An Egyptian court has sentenced 75 people to death, including senior leaders of the Muslim Brotherhood, over a 2013 sit-in protest in Cairo that ended with the killing of hundreds of protesters.
Senior Brotherhood leaders Essam el-Erian and Mohamed Beltagi were sentenced to death, while Mohamed Badie, the Brotherhood’s spiritual leader, was handed a life sentence.
Prominent photojournalist Mahmoud Abu Zeid, also known as Shawkan, was handed a five-year sentence but should walk free for time served. He was arrested in August 2013 while covering the killings in Cairo.
Lawyers for Shawkan said he would be out in a “few days”.
In addition to Badie, 46 people were handed life sentences, while 612 other defendants received prison terms ranging from five to 15 years after a mass trial in Cairo.
Among them is Al Jazeera journalist Abdullah Elshamy who was sentenced to 15 years in abstentia. Elshamy was jailed in Egypt without charge for 11 months until he was released in June 2014.
In a statement on Saturday, Al Jazeera Media Network condemned his sentencing as “a continuation of the Egyptian authorities’ efforts to sillence Al Jazeera and its journalists and to deter and intimidate the Network from covering developments in Egypt”.
The Qatar-based network, which launched in June an international campaign called Demand Press Freedom, also condemned the detention of Al Jazeera journalist Mahmoud Hussein who has been in prison in Egypt for more than 625 days without a trial.
Those sentenced on Saturday are accused of security-related offences, including incitement to violence and organising illegal protests.
Amnesty International condemned the mass sentences as a “disgrace”.
“The fact that not a single police officer has been brought to account for the killing of at least 900 people in the Rabaa and Nahda protests shows what a mockery of justice this trial was,” said Nadia Bounaim, Amnesty’s North Africa director, in a statement.

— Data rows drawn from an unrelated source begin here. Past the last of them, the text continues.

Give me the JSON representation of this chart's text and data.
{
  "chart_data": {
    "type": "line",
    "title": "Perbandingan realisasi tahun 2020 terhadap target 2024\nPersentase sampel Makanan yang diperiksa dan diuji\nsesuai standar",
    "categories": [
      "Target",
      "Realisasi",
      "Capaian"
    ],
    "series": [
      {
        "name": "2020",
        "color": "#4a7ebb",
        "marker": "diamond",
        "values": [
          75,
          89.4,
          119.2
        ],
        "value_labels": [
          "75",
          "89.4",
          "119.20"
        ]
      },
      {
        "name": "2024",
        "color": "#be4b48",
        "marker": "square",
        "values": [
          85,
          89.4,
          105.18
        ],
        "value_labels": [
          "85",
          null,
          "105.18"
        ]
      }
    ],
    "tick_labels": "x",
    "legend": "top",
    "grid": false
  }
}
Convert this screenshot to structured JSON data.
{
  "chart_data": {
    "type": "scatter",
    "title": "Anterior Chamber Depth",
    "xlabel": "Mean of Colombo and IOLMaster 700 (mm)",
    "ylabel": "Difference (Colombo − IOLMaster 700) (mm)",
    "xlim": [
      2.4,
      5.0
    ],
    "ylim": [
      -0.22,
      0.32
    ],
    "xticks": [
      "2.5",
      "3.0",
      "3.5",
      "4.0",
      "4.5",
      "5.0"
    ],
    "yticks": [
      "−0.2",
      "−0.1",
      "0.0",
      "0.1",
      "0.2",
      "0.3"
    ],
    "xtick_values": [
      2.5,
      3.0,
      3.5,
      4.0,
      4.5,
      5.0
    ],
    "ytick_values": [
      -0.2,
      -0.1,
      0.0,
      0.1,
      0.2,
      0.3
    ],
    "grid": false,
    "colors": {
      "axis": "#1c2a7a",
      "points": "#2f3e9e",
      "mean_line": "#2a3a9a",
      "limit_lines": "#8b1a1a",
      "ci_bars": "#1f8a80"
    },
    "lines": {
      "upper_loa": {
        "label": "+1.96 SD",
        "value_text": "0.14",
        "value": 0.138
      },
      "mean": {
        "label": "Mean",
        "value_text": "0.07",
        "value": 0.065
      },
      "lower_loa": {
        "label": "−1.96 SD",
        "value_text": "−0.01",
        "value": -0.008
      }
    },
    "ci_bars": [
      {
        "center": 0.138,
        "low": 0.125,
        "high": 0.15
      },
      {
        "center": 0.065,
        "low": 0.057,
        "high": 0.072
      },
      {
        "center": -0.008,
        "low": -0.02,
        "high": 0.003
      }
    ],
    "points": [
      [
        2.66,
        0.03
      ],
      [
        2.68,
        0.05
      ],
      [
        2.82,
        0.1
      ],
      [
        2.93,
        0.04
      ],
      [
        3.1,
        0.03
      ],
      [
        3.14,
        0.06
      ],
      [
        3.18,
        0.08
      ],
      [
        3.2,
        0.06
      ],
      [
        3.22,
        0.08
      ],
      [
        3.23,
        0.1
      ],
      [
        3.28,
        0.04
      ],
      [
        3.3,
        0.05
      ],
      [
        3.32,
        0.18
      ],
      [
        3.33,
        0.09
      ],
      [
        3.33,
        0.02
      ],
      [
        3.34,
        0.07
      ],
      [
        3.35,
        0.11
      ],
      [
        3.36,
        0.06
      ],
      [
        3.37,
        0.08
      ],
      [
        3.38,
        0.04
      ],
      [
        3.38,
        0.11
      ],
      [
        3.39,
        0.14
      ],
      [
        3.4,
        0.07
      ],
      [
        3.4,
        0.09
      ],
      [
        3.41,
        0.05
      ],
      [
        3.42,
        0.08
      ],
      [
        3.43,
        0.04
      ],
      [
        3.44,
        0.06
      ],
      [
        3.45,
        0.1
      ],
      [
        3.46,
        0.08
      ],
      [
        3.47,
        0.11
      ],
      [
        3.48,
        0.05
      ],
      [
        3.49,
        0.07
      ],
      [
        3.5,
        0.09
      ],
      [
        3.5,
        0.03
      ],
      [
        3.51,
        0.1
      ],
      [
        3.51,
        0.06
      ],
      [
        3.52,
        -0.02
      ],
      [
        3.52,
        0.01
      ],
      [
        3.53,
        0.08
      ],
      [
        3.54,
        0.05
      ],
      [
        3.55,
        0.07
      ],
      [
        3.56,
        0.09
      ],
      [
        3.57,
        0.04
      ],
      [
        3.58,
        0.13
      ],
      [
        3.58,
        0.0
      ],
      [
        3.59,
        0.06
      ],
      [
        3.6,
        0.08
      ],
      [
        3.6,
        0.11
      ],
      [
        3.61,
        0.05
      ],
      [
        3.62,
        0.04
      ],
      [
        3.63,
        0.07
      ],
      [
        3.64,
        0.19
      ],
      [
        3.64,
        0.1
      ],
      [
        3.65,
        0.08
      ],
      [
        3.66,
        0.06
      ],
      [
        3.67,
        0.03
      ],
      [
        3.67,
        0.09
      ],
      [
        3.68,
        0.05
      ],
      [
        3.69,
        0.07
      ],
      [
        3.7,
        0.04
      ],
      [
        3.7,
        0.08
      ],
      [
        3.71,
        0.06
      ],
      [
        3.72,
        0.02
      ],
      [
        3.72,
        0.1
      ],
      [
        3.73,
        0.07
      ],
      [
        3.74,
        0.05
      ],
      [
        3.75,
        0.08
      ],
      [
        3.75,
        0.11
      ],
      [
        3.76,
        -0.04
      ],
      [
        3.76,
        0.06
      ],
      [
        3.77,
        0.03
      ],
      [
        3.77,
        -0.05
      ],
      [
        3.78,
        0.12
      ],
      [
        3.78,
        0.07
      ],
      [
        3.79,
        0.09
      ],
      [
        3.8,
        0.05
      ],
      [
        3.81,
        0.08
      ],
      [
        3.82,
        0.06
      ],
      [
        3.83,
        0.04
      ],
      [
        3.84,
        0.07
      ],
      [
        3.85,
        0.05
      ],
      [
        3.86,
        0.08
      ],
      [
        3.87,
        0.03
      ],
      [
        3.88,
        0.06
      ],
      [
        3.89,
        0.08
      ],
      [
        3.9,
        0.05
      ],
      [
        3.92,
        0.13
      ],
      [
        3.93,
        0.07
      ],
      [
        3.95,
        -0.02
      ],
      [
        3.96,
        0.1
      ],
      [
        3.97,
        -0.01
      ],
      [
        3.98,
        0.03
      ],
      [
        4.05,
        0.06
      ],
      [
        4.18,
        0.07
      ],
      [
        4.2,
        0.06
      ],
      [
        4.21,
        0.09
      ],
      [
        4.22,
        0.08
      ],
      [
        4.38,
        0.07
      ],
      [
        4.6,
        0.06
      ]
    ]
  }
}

On August 14, 2013, police dispersed a mass sit-in protest in Cairo’s Rabaa al-Adawiya Square. The security forces killed more than 800 people in a matter of hours, in what Human Rights Watch (HRW) concluded “likely amounted to crimes against humanity”.
Government forces moved in with armoured vehicles, bulldozers, and hundreds of security forces in the early hours of the day.
According to HRW, about 85,000 protesters joined the sit-in, which extended for over 45 days and grew larger and more organised with time.
The protest was staged by supporters of Mohamed Morsi, Egypt’s first elected president and Muslim Brotherhood leader, who was overthrown by the military a few weeks earlier.
Thousands were arrested on the day of the massacre and in the months following.